Quer ir? Vai. Eu não vou segurar. Uma coisa que não dá certo é segurar uma pessoa contra a vontade, apelar pro lado emocional. De um jeito ou de outro isso vira contra a gente mais tarde: não fui porque você não deixou, ou: não fui porque você chorou. Sabe, existem umas harmonias em que é bom a gente não mexer. Estraga a música. Tem a hora dos violinos e tem a hora dos tambores.
Eu compreendo, compreendo perfeitamente. Olha, e até admito: você muda pra melhor. Fora de brincadeira, acho mesmo. Eu sei das minhas limitações, pensei muito nisso quando tava tentando te entender. É, é um defeito meu, considerar as pessoas em primeiro lugar. Concordo. Mas não tem mais jeito, eu sou assim. Paciência.
Sabe por que eu digo que você muda pra melhor? Ele faz tanta coisa melhor do que eu! Verdade. Tanta coisa que eu não aprendi por falta de tempo, de oportunidade - ora, pra que ficar me justificando? Não aprendi por falta de jeito, de talento, essa é que é a verdade. Eu sei ver as qualidades de uma pessoa, mesmo quando é um homem que vai roubar minha namorada. Roubar não: ganhar.

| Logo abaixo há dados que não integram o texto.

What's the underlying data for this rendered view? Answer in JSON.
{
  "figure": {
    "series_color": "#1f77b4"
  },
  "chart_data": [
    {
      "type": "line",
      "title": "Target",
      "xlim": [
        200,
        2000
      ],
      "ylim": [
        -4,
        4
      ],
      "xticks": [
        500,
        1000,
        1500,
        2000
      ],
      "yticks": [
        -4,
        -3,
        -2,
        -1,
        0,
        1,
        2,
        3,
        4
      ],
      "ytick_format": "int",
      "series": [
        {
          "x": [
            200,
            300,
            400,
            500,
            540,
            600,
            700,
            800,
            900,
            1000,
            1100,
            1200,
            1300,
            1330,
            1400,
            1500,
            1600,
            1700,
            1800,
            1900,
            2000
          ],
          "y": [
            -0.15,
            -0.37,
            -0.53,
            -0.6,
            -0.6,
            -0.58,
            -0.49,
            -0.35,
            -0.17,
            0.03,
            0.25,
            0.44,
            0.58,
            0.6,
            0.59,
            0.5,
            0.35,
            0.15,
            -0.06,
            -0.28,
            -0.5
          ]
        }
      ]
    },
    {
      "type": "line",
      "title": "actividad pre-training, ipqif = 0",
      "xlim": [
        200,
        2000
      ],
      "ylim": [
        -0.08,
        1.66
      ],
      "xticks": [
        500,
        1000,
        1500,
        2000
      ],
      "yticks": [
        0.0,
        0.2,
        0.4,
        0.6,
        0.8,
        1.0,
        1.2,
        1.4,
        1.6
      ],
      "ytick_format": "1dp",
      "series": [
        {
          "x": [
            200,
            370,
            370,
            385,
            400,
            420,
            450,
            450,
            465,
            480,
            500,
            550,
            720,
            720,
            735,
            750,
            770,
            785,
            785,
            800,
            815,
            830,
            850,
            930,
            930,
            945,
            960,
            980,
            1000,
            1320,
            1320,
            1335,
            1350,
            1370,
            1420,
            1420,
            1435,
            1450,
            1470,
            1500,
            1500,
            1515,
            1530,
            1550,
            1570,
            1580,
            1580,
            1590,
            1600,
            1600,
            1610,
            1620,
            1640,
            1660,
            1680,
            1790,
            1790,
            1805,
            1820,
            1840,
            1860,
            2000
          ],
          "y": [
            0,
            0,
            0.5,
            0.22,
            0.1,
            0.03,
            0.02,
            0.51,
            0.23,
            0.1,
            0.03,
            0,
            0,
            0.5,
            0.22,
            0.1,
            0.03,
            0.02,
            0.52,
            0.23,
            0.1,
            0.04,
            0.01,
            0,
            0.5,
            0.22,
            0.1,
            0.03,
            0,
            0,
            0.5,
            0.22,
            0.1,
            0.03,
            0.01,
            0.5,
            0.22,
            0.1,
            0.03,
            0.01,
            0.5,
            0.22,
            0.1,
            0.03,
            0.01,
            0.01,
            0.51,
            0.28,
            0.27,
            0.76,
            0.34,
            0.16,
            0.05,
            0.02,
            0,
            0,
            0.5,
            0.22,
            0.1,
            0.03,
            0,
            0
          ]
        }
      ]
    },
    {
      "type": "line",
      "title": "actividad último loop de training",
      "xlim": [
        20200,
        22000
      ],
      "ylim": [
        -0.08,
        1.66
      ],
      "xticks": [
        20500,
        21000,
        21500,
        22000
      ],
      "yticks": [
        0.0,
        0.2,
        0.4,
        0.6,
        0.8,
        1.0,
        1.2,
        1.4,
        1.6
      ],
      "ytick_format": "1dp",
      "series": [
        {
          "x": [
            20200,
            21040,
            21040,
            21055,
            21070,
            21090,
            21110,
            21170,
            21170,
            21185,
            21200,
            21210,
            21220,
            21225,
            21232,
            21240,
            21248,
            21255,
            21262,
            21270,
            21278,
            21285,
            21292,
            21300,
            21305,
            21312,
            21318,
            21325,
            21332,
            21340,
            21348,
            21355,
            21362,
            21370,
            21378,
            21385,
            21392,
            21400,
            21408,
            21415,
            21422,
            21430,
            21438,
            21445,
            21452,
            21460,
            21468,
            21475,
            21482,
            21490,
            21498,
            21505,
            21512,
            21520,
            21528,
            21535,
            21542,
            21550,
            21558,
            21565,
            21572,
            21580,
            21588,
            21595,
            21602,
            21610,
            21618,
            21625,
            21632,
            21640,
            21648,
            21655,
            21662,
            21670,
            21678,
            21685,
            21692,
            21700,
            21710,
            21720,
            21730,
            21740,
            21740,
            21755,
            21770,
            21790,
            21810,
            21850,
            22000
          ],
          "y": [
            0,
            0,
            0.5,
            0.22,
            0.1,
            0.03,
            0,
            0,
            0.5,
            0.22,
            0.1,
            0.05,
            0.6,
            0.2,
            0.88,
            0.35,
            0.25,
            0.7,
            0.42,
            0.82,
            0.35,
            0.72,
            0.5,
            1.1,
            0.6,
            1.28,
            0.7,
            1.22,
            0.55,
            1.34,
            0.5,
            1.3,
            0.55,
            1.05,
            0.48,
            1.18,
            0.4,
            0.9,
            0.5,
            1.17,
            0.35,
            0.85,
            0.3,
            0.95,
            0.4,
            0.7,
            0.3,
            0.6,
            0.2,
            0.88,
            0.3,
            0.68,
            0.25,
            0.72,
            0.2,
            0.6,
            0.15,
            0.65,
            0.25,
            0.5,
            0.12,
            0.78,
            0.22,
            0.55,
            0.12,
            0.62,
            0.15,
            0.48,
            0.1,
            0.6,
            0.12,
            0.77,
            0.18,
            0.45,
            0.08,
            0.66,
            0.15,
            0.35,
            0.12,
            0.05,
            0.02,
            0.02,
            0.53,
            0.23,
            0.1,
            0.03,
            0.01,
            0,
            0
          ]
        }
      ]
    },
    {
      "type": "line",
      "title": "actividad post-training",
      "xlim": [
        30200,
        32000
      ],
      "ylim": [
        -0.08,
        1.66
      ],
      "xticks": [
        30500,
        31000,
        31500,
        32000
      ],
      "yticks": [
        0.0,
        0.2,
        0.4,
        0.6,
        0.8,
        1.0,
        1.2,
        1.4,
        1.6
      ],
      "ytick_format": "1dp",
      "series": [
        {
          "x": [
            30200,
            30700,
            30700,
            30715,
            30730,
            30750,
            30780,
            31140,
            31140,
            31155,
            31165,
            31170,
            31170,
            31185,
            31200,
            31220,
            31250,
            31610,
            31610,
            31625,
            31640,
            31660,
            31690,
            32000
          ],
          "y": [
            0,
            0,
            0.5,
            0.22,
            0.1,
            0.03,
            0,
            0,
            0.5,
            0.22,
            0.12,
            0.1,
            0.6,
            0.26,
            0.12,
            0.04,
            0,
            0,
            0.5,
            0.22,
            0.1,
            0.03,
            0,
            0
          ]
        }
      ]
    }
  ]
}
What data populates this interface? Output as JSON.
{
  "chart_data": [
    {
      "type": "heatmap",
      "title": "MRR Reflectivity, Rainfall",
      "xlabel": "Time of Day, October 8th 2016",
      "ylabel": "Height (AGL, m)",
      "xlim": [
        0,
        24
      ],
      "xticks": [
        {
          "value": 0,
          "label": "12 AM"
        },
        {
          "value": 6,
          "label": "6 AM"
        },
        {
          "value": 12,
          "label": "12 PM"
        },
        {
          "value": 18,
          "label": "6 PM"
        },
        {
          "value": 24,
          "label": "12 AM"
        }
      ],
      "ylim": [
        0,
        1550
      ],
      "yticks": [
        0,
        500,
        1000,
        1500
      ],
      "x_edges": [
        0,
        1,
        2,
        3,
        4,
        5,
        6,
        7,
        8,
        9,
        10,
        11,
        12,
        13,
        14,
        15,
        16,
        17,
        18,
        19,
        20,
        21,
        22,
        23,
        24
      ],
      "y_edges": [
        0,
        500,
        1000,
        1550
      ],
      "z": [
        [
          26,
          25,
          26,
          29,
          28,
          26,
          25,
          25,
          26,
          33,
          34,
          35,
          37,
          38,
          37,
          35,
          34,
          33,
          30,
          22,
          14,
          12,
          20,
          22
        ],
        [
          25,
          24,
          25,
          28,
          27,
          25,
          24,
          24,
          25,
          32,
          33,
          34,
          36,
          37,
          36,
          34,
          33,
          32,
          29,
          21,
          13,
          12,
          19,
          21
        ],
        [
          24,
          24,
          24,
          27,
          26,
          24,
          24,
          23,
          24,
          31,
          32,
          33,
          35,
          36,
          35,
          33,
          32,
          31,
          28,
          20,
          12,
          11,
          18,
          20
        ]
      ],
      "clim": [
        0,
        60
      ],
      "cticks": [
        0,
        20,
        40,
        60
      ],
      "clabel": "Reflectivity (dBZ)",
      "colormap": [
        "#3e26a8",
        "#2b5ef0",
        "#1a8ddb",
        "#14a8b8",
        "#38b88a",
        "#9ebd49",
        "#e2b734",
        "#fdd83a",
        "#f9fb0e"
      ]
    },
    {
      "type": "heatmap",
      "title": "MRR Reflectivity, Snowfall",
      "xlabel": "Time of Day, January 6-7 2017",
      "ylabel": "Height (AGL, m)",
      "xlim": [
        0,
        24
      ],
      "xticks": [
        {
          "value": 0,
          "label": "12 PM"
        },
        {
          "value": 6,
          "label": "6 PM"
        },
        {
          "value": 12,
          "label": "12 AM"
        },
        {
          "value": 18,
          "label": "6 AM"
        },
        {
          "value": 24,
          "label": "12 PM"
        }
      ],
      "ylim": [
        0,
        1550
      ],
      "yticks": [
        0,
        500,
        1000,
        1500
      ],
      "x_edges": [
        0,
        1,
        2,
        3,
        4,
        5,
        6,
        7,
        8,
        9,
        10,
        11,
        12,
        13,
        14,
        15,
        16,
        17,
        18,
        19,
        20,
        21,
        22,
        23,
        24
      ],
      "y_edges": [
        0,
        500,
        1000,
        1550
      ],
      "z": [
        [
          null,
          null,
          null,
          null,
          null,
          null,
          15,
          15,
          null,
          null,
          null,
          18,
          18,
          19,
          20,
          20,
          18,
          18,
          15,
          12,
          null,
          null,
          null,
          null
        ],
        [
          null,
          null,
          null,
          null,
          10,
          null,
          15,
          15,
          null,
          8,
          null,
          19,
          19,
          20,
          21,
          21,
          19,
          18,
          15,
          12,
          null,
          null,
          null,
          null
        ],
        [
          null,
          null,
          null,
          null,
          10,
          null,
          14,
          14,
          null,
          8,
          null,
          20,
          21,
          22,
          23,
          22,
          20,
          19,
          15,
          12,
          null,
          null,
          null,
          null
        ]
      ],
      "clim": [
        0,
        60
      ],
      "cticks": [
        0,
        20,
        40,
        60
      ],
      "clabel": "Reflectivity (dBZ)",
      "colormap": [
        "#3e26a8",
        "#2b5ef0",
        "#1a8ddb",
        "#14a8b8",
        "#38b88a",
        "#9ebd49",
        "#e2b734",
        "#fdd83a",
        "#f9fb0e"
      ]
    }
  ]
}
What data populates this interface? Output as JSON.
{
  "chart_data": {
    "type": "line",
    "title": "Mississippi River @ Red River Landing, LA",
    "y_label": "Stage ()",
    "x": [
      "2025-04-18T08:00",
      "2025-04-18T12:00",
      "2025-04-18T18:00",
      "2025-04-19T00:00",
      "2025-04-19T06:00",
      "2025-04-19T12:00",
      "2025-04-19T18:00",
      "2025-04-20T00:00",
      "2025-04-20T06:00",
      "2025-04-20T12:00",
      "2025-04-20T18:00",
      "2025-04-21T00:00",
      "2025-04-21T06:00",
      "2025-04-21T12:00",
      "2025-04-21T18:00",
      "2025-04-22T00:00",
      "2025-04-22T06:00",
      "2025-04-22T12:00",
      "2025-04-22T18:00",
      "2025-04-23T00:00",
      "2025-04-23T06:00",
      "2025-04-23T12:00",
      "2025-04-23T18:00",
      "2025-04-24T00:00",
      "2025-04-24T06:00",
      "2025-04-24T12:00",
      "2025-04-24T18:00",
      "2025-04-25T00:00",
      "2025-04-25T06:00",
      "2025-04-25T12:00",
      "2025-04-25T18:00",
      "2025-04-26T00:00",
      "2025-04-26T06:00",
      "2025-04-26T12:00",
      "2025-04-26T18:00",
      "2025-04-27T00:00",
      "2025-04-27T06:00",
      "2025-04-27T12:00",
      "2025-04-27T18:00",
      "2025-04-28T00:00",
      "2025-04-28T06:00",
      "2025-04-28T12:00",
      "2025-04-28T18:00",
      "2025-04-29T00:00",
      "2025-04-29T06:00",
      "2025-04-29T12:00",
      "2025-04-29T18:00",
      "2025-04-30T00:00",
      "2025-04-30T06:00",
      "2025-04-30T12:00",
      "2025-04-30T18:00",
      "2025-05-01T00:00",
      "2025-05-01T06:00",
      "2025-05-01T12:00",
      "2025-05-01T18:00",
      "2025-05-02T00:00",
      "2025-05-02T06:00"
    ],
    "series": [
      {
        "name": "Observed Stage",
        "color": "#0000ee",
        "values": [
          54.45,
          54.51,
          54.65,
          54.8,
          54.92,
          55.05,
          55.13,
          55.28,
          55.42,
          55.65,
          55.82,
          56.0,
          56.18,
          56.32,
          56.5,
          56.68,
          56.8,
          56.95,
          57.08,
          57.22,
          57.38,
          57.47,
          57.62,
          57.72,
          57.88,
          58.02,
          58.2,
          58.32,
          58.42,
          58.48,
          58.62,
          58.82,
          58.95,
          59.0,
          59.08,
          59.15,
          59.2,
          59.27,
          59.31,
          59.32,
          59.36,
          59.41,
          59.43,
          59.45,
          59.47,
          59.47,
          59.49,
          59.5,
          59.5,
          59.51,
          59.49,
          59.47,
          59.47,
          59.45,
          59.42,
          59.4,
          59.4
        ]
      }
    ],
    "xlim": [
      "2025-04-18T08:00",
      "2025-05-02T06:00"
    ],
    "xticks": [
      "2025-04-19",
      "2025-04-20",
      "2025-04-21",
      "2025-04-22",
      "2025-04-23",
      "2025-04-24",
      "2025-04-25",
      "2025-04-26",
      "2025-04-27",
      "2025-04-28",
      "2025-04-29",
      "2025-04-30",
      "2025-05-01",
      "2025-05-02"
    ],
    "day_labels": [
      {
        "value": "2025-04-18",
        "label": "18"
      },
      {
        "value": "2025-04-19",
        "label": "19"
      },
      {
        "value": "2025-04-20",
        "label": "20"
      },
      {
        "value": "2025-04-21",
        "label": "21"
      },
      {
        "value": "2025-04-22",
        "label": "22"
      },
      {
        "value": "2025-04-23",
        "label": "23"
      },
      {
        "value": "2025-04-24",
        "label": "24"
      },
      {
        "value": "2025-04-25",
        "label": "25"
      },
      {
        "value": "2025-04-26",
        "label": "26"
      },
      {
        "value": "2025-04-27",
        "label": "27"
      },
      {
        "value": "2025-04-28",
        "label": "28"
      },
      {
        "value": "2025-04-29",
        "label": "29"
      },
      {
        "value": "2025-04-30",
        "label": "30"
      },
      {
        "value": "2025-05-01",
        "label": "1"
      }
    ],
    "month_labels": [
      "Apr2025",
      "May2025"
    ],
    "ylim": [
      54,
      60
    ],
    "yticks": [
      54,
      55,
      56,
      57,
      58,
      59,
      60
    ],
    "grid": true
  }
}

Compara. Ele dança muito bem, até chama a atenção. Campeão de natação, anda de bicicleta como um acrobata de circo, é bom de moto, sabe atirar, é fera no volante, caça e acha, monta a cavalo, mete o braço, pesca, veleja, mergulha... Não tem companhia melhor.
Eu danço mal, você sabe. Não consegui ultrapassar aquela fronteira larga entre a timidez e a ousadia, entre a discrição e o exibicionismo, que separa o mau e o bom bailarinos. Nunca fui muito além daquela fase em que uma amiga compadecida precisava sussurrar no meu ouvido: dois pra lá, dois pra cá.
Atravessar uma piscina eu atravesso, uma vez, duas talvez, mas três? Menino de cidade, e modesto, não tive córrego nem piscina. É com olhos invejosos que eu o vejo na água, afiado como se tivesse escamas. Moto? Meu Deus, quem sou eu. Pra ser bom nisso é preciso ter aquele ar de quem vai passar roncando na frente ou por cima de todo mundo - e esse ar ele tem.
O jeito como ele dirige um carro é humilhante. Já viajei com ele, encolhido e maravilhado. Você conhece o jeitão, essa coisa da velocidade. Não vou ter nunca aquela noção de tempo, a decisão, o domínio que ele tem. Cada um na sua. Eu troquei a volúpia de chegar rapidinho pelo prazer de estar a caminho. No amor também.
Aí é que eu tou perdido mesmo, no capítulo da coragem. Ele faz e acontece, já vi. Mas eu? Quantas vezes já levei desaforo pra casa. Levei e levo. Se um cachorro late pra mim na rua, vou lá e mordo ele? Eu não. Mudo de calçada.
Vai. Olha, não quero dizer que o que eu vou falar agora tenha importância pra você, que possa ter influído na sua decisão, mas ele tem mais dinheiro também, você sabe. Ele tem até, sabe?, aquele ar corajoso dos ricos, aquela confiança de entrar nos lugares. Eu não. Muito cristal me intimida. Os meus lugares são uns escondidos onde o garçom é amigo, o dono me confessa segredos, o cozinheiro acena lá do quadradinho e me reserva o melhor naco. É mais caloroso, mas não compensa o brilho, de jeito nenhum.
Ele é moderno, decidido. Num restaurante não te oferece primeiro a cadeira, não observa se você tá servida, não oferece mais vinho. Combina, não é?, com um tipo de feminismo. A mulher que se sente, peça o que quiser, sirva-se, chame o garçom quando precisar. Também não procura saber se você tá satisfeita. Eu sei que é assim que se usa agora. Até no amor. Já eu sou meio antigo, ultrapassado, gosto de umas cortesias.
Também não vou dizer que ele é melhor do que eu em tudo. Isso não. Eu sei por exemplo uns poemas de cor. Li alguns livros, sei fazer papagaio de papel, posso cozinhar uns dois ou três pratos com categoria, tenho certa paciência pra ouvir, sei uma ótima massagem pra dor nas costas, mastigo de boca fechada, levo jeito com crianças, conheço umas orquídeas, tenho facilidade pra descobrir onde colocar umas carícias, minhas camisas são lindas, sei umas coisas de cinema, não bato em mulher.
E não sou rancoroso. Leva a chave para o caso de querer voltar.